Just like with the sink, the top itself will have no visible seams, although the sinks need to be a solid color while the tops can be any pattern. Corian is the most popular acrylic but there are a countless number of other brands. The difference between acrylics is simply the colors available. Be careful using wavy patterns like Corian’s Camel as this will make seams quite noticeable when the pattern changes turning a corner and so defeats one of the advantages of the acrylics.

Be careful using composite kitchen sinks like Blanco’s “Granite” sinks.

These sinks have failed in the past and have no warranty that they won’t turn grey as many did 10 years ago. If you want a composite type sink, a Quartz sink is the better choice as the resin used to fabricate the sink is less likely to have issues. The advantage of these type sinks is their unique shape.

Farm Sinks 

Farm sinks also called apron sinks have become very popular and can be quite beautiful. There are some disadvantages to farm sinks that need to be considered. One common issue is that water tends to drip down the front of an apron sink and can ruin the finish on the top of the cabinet doors below the apron. Painted cabinet finishes are especially susceptible to water damage so wipe up drips immediately.

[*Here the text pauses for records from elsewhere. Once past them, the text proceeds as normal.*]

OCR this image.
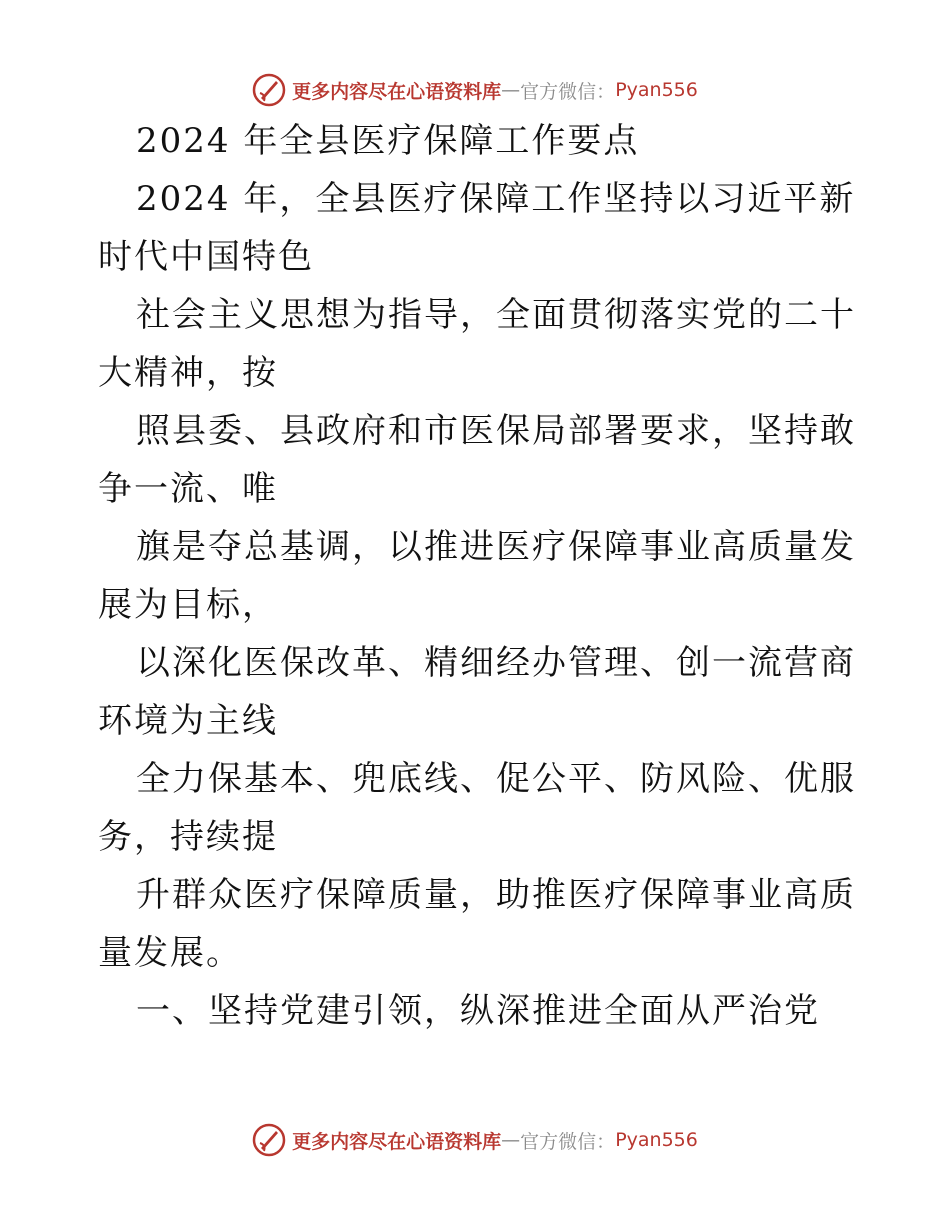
更多内容尽在心语资料库 — 官方微信： Pyan556

2024 年全县医疗保障工作要点

2024 年，全县医疗保障工作坚持以习近平新时代中国特色

社会主义思想为指导，全面贯彻落实党的二十大精神，按

照县委、县政府和市医保局部署要求，坚持敢争一流、唯

旗是夺总基调，以推进医疗保障事业高质量发展为目标，

以深化医保改革、精细经办管理、创一流营商环境为主线

全力保基本、兜底线、促公平、防风险、优服务，持续提

升群众医疗保障质量，助推医疗保障事业高质量发展。

一、坚持党建引领，纵深推进全面从严治党

更多内容尽在心语资料库 — 官方微信： Pyan556
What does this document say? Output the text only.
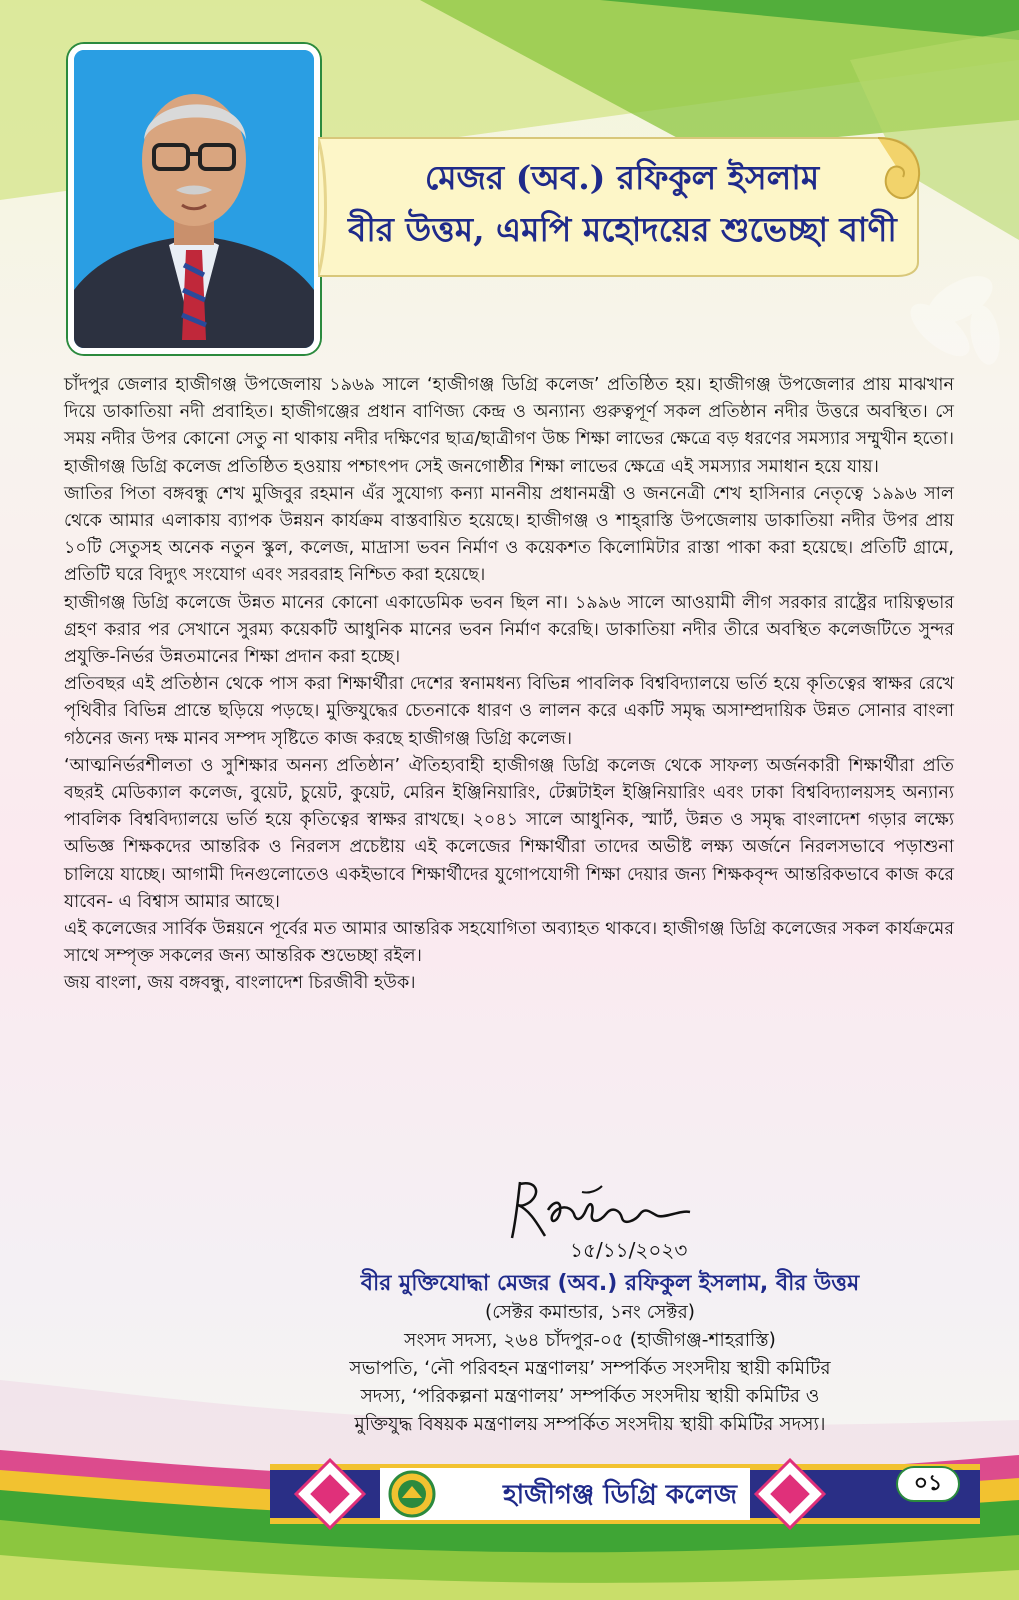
মেজর (অব.) রফিকুল ইসলাম
বীর উত্তম, এমপি মহোদয়ের শুভেচ্ছা বাণী

চাঁদপুর জেলার হাজীগঞ্জ উপজেলায় ১৯৬৯ সালে ‘হাজীগঞ্জ ডিগ্রি কলেজ’ প্রতিষ্ঠিত হয়। হাজীগঞ্জ উপজেলার প্রায় মাঝখান দিয়ে ডাকাতিয়া নদী প্রবাহিত। হাজীগঞ্জের প্রধান বাণিজ্য কেন্দ্র ও অন্যান্য গুরুত্বপূর্ণ সকল প্রতিষ্ঠান নদীর উত্তরে অবস্থিত। সে সময় নদীর উপর কোনো সেতু না থাকায় নদীর দক্ষিণের ছাত্র/ছাত্রীগণ উচ্চ শিক্ষা লাভের ক্ষেত্রে বড় ধরণের সমস্যার সম্মুখীন হতো। হাজীগঞ্জ ডিগ্রি কলেজ প্রতিষ্ঠিত হওয়ায় পশ্চাৎপদ সেই জনগোষ্ঠীর শিক্ষা লাভের ক্ষেত্রে এই সমস্যার সমাধান হয়ে যায়।

জাতির পিতা বঙ্গবন্ধু শেখ মুজিবুর রহমান এঁর সুযোগ্য কন্যা মাননীয় প্রধানমন্ত্রী ও জননেত্রী শেখ হাসিনার নেতৃত্বে ১৯৯৬ সাল থেকে আমার এলাকায় ব্যাপক উন্নয়ন কার্যক্রম বাস্তবায়িত হয়েছে। হাজীগঞ্জ ও শাহ্‌রাস্তি উপজেলায় ডাকাতিয়া নদীর উপর প্রায় ১০টি সেতুসহ অনেক নতুন স্কুল, কলেজ, মাদ্রাসা ভবন নির্মাণ ও কয়েকশত কিলোমিটার রাস্তা পাকা করা হয়েছে। প্রতিটি গ্রামে, প্রতিটি ঘরে বিদ্যুৎ সংযোগ এবং সরবরাহ নিশ্চিত করা হয়েছে।

হাজীগঞ্জ ডিগ্রি কলেজে উন্নত মানের কোনো একাডেমিক ভবন ছিল না। ১৯৯৬ সালে আওয়ামী লীগ সরকার রাষ্ট্রের দায়িত্বভার গ্রহণ করার পর সেখানে সুরম্য কয়েকটি আধুনিক মানের ভবন নির্মাণ করেছি। ডাকাতিয়া নদীর তীরে অবস্থিত কলেজটিতে সুন্দর প্রযুক্তি-নির্ভর উন্নতমানের শিক্ষা প্রদান করা হচ্ছে।

প্রতিবছর এই প্রতিষ্ঠান থেকে পাস করা শিক্ষার্থীরা দেশের স্বনামধন্য বিভিন্ন পাবলিক বিশ্ববিদ্যালয়ে ভর্তি হয়ে কৃতিত্বের স্বাক্ষর রেখে পৃথিবীর বিভিন্ন প্রান্তে ছড়িয়ে পড়ছে। মুক্তিযুদ্ধের চেতনাকে ধারণ ও লালন করে একটি সমৃদ্ধ অসাম্প্রদায়িক উন্নত সোনার বাংলা গঠনের জন্য দক্ষ মানব সম্পদ সৃষ্টিতে কাজ করছে হাজীগঞ্জ ডিগ্রি কলেজ।

‘আত্মনির্ভরশীলতা ও সুশিক্ষার অনন্য প্রতিষ্ঠান’ ঐতিহ্যবাহী হাজীগঞ্জ ডিগ্রি কলেজ থেকে সাফল্য অর্জনকারী শিক্ষার্থীরা প্রতি বছরই মেডিক্যাল কলেজ, বুয়েট, চুয়েট, কুয়েট, মেরিন ইঞ্জিনিয়ারিং, টেক্সটাইল ইঞ্জিনিয়ারিং এবং ঢাকা বিশ্ববিদ্যালয়সহ অন্যান্য পাবলিক বিশ্ববিদ্যালয়ে ভর্তি হয়ে কৃতিত্বের স্বাক্ষর রাখছে। ২০৪১ সালে আধুনিক, স্মার্ট, উন্নত ও সমৃদ্ধ বাংলাদেশ গড়ার লক্ষ্যে অভিজ্ঞ শিক্ষকদের আন্তরিক ও নিরলস প্রচেষ্টায় এই কলেজের শিক্ষার্থীরা তাদের অভীষ্ট লক্ষ্য অর্জনে নিরলসভাবে পড়াশুনা চালিয়ে যাচ্ছে। আগামী দিনগুলোতেও একইভাবে শিক্ষার্থীদের যুগোপযোগী শিক্ষা দেয়ার জন্য শিক্ষকবৃন্দ আন্তরিকভাবে কাজ করে যাবেন- এ বিশ্বাস আমার আছে।

এই কলেজের সার্বিক উন্নয়নে পূর্বের মত আমার আন্তরিক সহযোগিতা অব্যাহত থাকবে। হাজীগঞ্জ ডিগ্রি কলেজের সকল কার্যক্রমের সাথে সম্পৃক্ত সকলের জন্য আন্তরিক শুভেচ্ছা রইল।

জয় বাংলা, জয় বঙ্গবন্ধু, বাংলাদেশ চিরজীবী হউক।

১৫/১১/২০২৩
বীর মুক্তিযোদ্ধা মেজর (অব.) রফিকুল ইসলাম, বীর উত্তম
(সেক্টর কমান্ডার, ১নং সেক্টর)
সংসদ সদস্য, ২৬৪ চাঁদপুর-০৫ (হাজীগঞ্জ-শাহরাস্তি)
সভাপতি, ‘নৌ পরিবহন মন্ত্রণালয়’ সম্পর্কিত সংসদীয় স্থায়ী কমিটির
সদস্য, ‘পরিকল্পনা মন্ত্রণালয়’ সম্পর্কিত সংসদীয় স্থায়ী কমিটির ও
মুক্তিযুদ্ধ বিষয়ক মন্ত্রণালয় সম্পর্কিত সংসদীয় স্থায়ী কমিটির সদস্য।
হাজীগঞ্জ ডিগ্রি কলেজ	০১
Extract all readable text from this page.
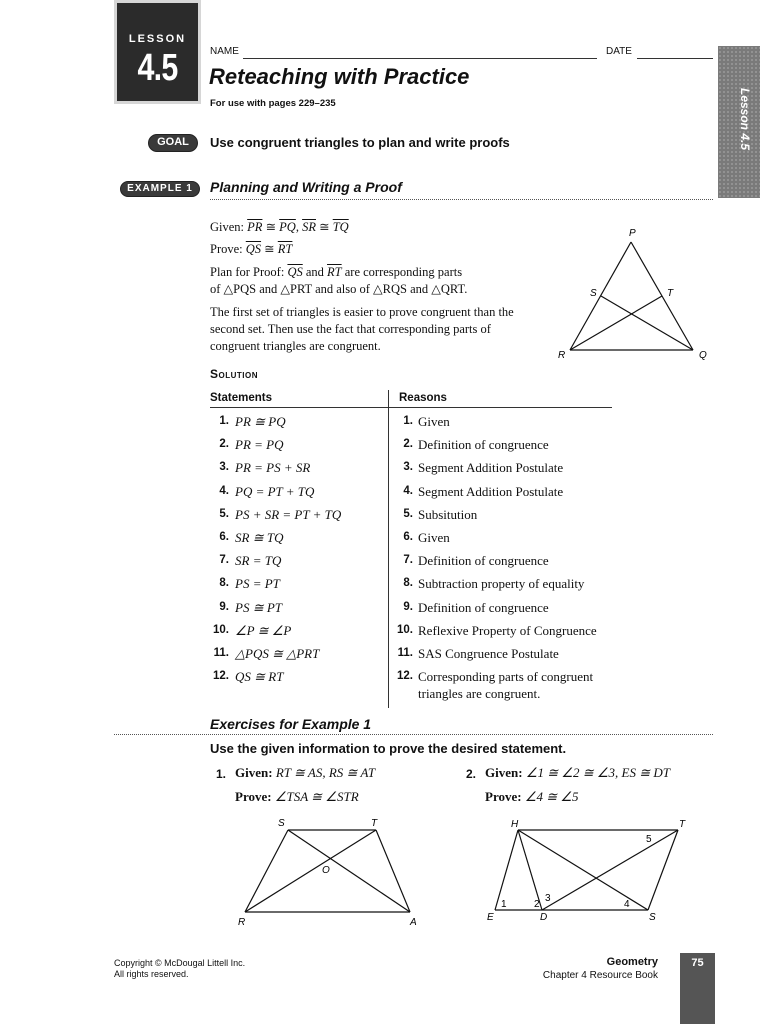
LESSON
4.5	NAME	DATE
Reteaching with Practice
For use with pages 229–235	Lesson 4.5
GOAL	Use congruent triangles to plan and write proofs
EXAMPLE 1	Planning and Writing a Proof
Given: $\overline{PR}$ ≅ $\overline{PQ}$, $\overline{SR}$ ≅ $\overline{TQ}$
Prove: $\overline{QS}$ ≅ $\overline{RT}$
Plan for Proof: $\overline{QS}$ and $\overline{RT}$ are corresponding parts
of △PQS and △PRT and also of △RQS and △QRT.
The first set of triangles is easier to prove congruent than the second set. Then use the fact that corresponding parts of congruent triangles are congruent.
P
S	T
R	Q
Solution
Statements	Reasons
1. PR ≅ PQ	1. Given
2. PR = PQ	2. Definition of congruence
3. PR = PS + SR	3. Segment Addition Postulate
4. PQ = PT + TQ	4. Segment Addition Postulate
5. PS + SR = PT + TQ	5. Subsitution
6. SR ≅ TQ	6. Given
7. SR = TQ	7. Definition of congruence
8. PS = PT	8. Subtraction property of equality
9. PS ≅ PT	9. Definition of congruence
10. ∠P ≅ ∠P	10. Reflexive Property of Congruence
11. △PQS ≅ △PRT	11. SAS Congruence Postulate
12. QS ≅ RT	12. Corresponding parts of congruent
triangles are congruent.
Exercises for Example 1
Use the given information to prove the desired statement.
1. Given: RT ≅ AS, RS ≅ AT
Prove: ∠TSA ≅ ∠STR
S	T
O
R	A
2. Given: ∠1 ≅ ∠2 ≅ ∠3, ES ≅ DT
Prove: ∠4 ≅ ∠5
H	T
E	D	S
1	2
3
4
5
Copyright © McDougal Littell Inc.
All rights reserved.
Geometry
Chapter 4 Resource Book
75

Farm sinks are difficult for some contractors to install. 

All farm sinks are custom installed on site and require your contractor to build a cradle inside the sink cabinet to support the sink, and to cut the sink cabinet to size. In some less expensive cabinet lines the sink cabinet needs to be built from parts. Make sure your contractor is aware of his responsibilities and is capable of installing a farm sink.

Enameled apron sinks can be cast iron or fire clay sinks.

Enameled cast iron kitchen sinks like Kohler allow the contractor’s cuts to be hidden by the sinks apron, so their installation is easier. Fire clay farm sinks must be perfectly cut “scribed” into the sink cabinet. Fire clay although very durable can crack in an accident and unlike a chip in an enameled cast iron farm sink, a crack in a fire clay sink cannot be repaired. Replacing the sink can cost several thousand dollars because the sink is built under the countertop. Never use cast iron pans or bring heavy tools close to a fire clay farm sink.

Soapstone Farm Sink
Soapstone Farm Sink

Soapstone farm sinks and stainless-steel farm sinks are the most durable.

Be aware that soapstone custom farm sinks made from slabs will not drain like a normal sloped sink so you might want a one-piece soapstone sink carved from a block. Bucks County Soapstone was the first fabricator to carry these sinks in our area but they are now available at other countertop locations.

Shopping for a sink can be more involved than most customers are prepared for. Ask your kitchen designer about the right sink choice for your kitchen.

Looking for design tips? Read this blog:

Kitchen Design Tips Only the Pros Know!

Have a wonderful summer and of course…

Bon Appetit!


4 Replies to “Kitchen Sinks and What You Need to Know About Them.”

  1. Maritza

    Hi Paul, thank you for this very informative article. We purchased a home with what I believe is an integrated acrylic sink. The counters are still fine but the sink is dirty and possibly stained. We are having a hard time making it look clean. Is there something that you can recommend to clean it or can it be refinished somehow? Thanks for your time.

    1. pmcalary[ Post Author ]

      Hi Maritiza,
      Acrylic sinks can easily be sanded to refresh them because they are solid all the way through. I would sand it initially with 200 or 300 grit sandpaper until all the stains and scratches are removed. Then you must sand with 600 grit sandpaper (a green scrubby) completely until the whole sink is finished with this final sanding. This is how the whole tops and sinks are finished by the fabricators.

  2. Paul McAlary

    Hi Dara,
    Yes with a butcher block sink a top mount would also make sense. However any sink in a butcher block top is asking for trouble. Water and wood are not a good combination over time.

  3. Dara

    I saw that you mentioned that drop-in sinks only make sense for laminate or tile countertops. What about for butcher block countertops? I would much prefer an undermount sink, but have been told that with a butcher block counter I will void any warranty if it isn’t a top mount. Your thoughts?